Contour 60i
If you have a bigger listening room—or if you just like to play it loud – the Contour 60i, with its unique midrange driver, is your new best friend. Contour 60i sounds bigger than you’d think. Yes, we mean that. And it isn’t just because it’s a grown-up, full-size, three-way floorstander. Of course, it’s capable of outright, neighbor-infuriating volume. It sounds big in other ways too – from the soaring soundstage of a top orchestral recording to the caffeinated surround-sound effects in a movie, Contour 60i simply fills the room—without resorting to bass-heavy bombast along the way.
Starting at the top
You’ll find the jewel in the crown: the Esotar 2i tweeter. We looked at the older Esotar 2 from the 2016 Contour, took it apart, and realized we could give it a boost with some tech from our flagship Confidence range (the Hexis) and also our flagship Core professional reference monitor series (the larger rear chamber). Together, these clever mods help to reduce unwanted resonances and smooth out the frequency response for even clearer treble performance. The Contour 60i is the only model in the family to have a dedicated midrange driver. It uses an aluminum voice coil and also has a neodymium magnet system—all developed and optimized at the Dynaudio Labs in Denmark. It is, in fact, the same midrange driver we used in the 2016 Contour 60. If it ain’t broke.
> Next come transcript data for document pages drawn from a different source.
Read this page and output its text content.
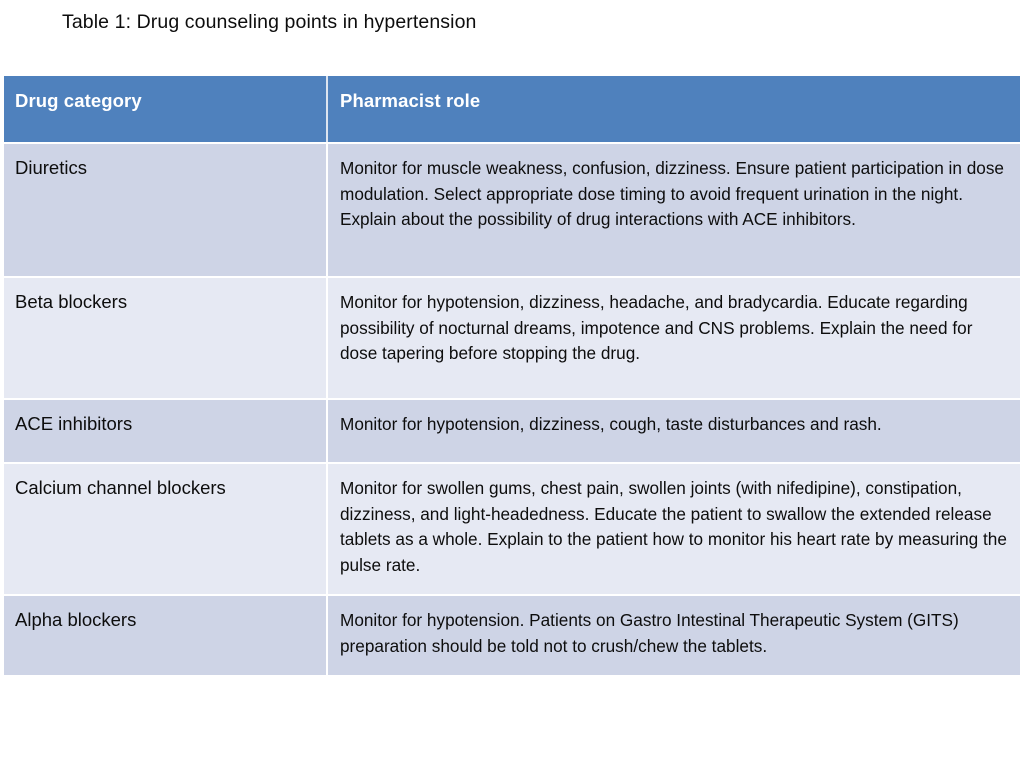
Table 1: Drug counseling points in hypertension
Drug category	Pharmacist role
Diuretics	Monitor for muscle weakness, confusion, dizziness. Ensure patient participation in dose modulation. Select appropriate dose timing to avoid frequent urination in the night. Explain about the possibility of drug interactions with ACE inhibitors.
Beta blockers	Monitor for hypotension, dizziness, headache, and bradycardia. Educate regarding possibility of nocturnal dreams, impotence and CNS problems. Explain the need for dose tapering before stopping the drug.
ACE inhibitors	Monitor for hypotension, dizziness, cough, taste disturbances and rash.
Calcium channel blockers	Monitor for swollen gums, chest pain, swollen joints (with nifedipine), constipation, dizziness, and light-headedness. Educate the patient to swallow the extended release tablets as a whole. Explain to the patient how to monitor his heart rate by measuring the pulse rate.
Alpha blockers	Monitor for hypotension. Patients on Gastro Intestinal Therapeutic System (GITS) preparation should be told not to crush/chew the tablets.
Where the difference lies in how it’s mounted
We’ve used more tech from Core here, isolating it in a precision-molded cup containing resonance-defeating ribs. If there’s one thing you can never have too much of, it’s midrange clarity – and Contour 60i now has even more. The two widgets are updated. Each has a bigger magnet system, a different voice-coil design, and a glass-fiber voice-coil former, as first used in the Confidence range and Sub 6 subwoofer. That means even tighter bass at higher volume. We’ve chosen copper for these ones over aluminum. Why? Because they’re dedicated bass drivers. Copper is heavier and provides more moving mass. More moving mass lets us dig deeper without impinging on the midrange, handled by the super-sprightly driver just above. The crossover has been updated, too. You can’t change all the drivers without taking a look at the speaker’s ‘brain’, after all. Plus, the effect of that molded midrange cup and the aramid fiber woofer spiders let our engineers shift the crossover frequency up. It now works better at slightly higher frequencies (up to around 300 Hz). The frequency curve in this area is also flatter, meaning better midrange performance from a simpler design. and sleek-but-solid aluminum baffle provide your music (which was likely mixed using Dynaudio studio speakers, too) with a robust, defined acoustic foundation. So much so that, if we’ve done our jobs right, you’ll forget they’re even there and just … listen.
Key Features.
- Esotar 2i tweeter: Featuring a larger rear chamber and now the Hexis inner dome, which helps to reduce unwanted resonances and flatten the frequency response.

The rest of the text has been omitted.